The music itself was at times loud and repetitive, in orientalizing crossover mode, but the production, clearly devised as an integral part of the work, was stunning. On the stage was a cross formed from glass bowls, like Christian baptismal fonts, full of water. Percussion players at three ends of the cross used their lit water as part of the music. Dun, conducting, was at the fourth end of the cross. The violin player and baritone were in the quarter to his left, and the soprano and cellist to his right. The choir was in the other two quarters of the cross. The performance took place with the auditorium and often the stage in darkness except for spotlights. At the end, the choir, instrumentalists and conductor moved gradually to the fonts and ran the water through their hands as the lights died away, with breathtaking effect.
Tan Dun‘s The gate, performed on Sunday night, tackled another key form of western music drama, the operatic scena. Three heroines dying for love, each from a different tradition, tell their stories before the judge of the dead (played by Dun from the podium) to justify rebirth. (The scenario has echoes, presumably accidental, of Powell and Pressburger’s A matter of life and death, and possibly deliberate of the classical subgenre of the heroine in Hades.) Again, the performances were probably the main point. The puppeteer, Zehua Zhang, representing an eighteenth-century Japanese seemed less at home in the format, but the Chinese opera actress Shi Min and Nancy Allen Lundy as Shakespeare’s Juliet, with Monteverdian recitative, were divas to perfection.
The first part of the concert, though, was the high point of the festival, although it did not involve Dun. Varèse’s Déserts was performed by the BBC Symphony Orchestra, with a specially devised film and video by Bill Viola. Déserts, composed in 1954, is also a work whose performance matters. The first work broadcast in stereo on French radio, it consists of four orchestra sections interspersed with interludes of electronically generated music. There is a contrast in textures between the two modes, but it is a subtle one and the intended effect -- as Bill Viola suggested in an interesting, though well-rehearsed discussion -- seems to be more the wonder of music coming from nowhere when the orchestra stops playing.
Viola’s film presented images of landscapes, of water, sky, mountains and rocks, always without a human presence (except for a mysterious truck dimly visible on a rainy road) and austerely beautiful.

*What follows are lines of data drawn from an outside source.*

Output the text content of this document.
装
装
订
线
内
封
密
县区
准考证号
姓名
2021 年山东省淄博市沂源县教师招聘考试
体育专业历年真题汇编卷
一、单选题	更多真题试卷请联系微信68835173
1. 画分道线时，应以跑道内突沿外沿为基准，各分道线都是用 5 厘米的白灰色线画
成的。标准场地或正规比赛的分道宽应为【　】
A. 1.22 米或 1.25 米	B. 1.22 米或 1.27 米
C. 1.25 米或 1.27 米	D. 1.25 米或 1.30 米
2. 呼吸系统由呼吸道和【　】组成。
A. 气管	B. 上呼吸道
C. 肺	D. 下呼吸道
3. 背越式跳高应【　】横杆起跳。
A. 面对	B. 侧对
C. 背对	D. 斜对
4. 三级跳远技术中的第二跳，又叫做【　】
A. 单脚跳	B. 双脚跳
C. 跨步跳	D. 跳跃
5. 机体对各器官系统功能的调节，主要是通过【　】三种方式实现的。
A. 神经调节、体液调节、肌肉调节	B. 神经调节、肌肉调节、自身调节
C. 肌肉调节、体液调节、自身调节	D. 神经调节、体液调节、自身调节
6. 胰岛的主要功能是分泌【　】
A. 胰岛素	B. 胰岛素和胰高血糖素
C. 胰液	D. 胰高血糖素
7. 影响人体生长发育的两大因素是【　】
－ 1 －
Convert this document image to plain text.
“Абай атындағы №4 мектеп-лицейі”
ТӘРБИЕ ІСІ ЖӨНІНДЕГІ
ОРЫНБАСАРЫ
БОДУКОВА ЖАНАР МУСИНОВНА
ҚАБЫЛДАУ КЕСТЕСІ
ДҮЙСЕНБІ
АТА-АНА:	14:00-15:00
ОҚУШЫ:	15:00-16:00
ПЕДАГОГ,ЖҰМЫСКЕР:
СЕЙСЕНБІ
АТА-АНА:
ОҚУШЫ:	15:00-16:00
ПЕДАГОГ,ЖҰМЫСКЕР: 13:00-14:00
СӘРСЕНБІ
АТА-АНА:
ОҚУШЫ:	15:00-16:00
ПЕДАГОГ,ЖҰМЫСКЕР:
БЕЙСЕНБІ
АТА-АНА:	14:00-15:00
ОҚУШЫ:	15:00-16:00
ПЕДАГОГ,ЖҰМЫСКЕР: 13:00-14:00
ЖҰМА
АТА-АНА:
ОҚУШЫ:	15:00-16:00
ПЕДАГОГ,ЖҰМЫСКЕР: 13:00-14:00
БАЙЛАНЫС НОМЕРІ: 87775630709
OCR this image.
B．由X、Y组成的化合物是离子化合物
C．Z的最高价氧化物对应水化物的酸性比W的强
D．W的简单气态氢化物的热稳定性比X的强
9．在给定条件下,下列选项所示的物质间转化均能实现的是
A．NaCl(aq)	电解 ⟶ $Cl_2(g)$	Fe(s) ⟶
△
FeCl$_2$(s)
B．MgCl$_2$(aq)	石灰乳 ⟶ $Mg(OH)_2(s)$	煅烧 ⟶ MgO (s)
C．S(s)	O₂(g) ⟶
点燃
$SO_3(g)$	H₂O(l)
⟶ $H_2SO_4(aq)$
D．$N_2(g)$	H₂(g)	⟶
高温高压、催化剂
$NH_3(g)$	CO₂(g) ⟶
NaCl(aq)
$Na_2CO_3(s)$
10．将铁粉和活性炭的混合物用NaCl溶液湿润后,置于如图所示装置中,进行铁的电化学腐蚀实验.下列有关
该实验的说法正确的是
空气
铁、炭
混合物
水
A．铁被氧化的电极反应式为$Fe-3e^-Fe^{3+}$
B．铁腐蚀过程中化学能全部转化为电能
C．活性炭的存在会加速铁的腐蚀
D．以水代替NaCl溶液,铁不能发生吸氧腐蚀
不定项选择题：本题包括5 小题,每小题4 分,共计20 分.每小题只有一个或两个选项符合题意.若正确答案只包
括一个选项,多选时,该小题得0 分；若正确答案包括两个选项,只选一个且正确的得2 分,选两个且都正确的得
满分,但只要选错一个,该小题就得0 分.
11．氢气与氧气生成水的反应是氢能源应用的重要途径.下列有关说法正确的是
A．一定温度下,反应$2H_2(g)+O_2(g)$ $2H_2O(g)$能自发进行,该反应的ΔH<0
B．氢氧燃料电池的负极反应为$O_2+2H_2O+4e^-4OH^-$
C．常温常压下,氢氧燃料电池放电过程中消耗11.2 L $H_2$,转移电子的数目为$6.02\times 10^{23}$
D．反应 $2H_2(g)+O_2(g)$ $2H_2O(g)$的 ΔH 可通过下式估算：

There is no hint of the melodrama or busyness of Koyana’aqatsi, and only one small gesture of Disneyism, confessed by Viola in the discussion, as lightning strikes a mountain twice in synchronisation with the music. The electronic interludes were accompanied by an image of a man in a room, whose "inner landscape" or desert of loneliness is formed by the other images. At the end, the visual effect of the images in the room merge with those of the landscapes as the man pours water in slow motion and a glass smashes geologically.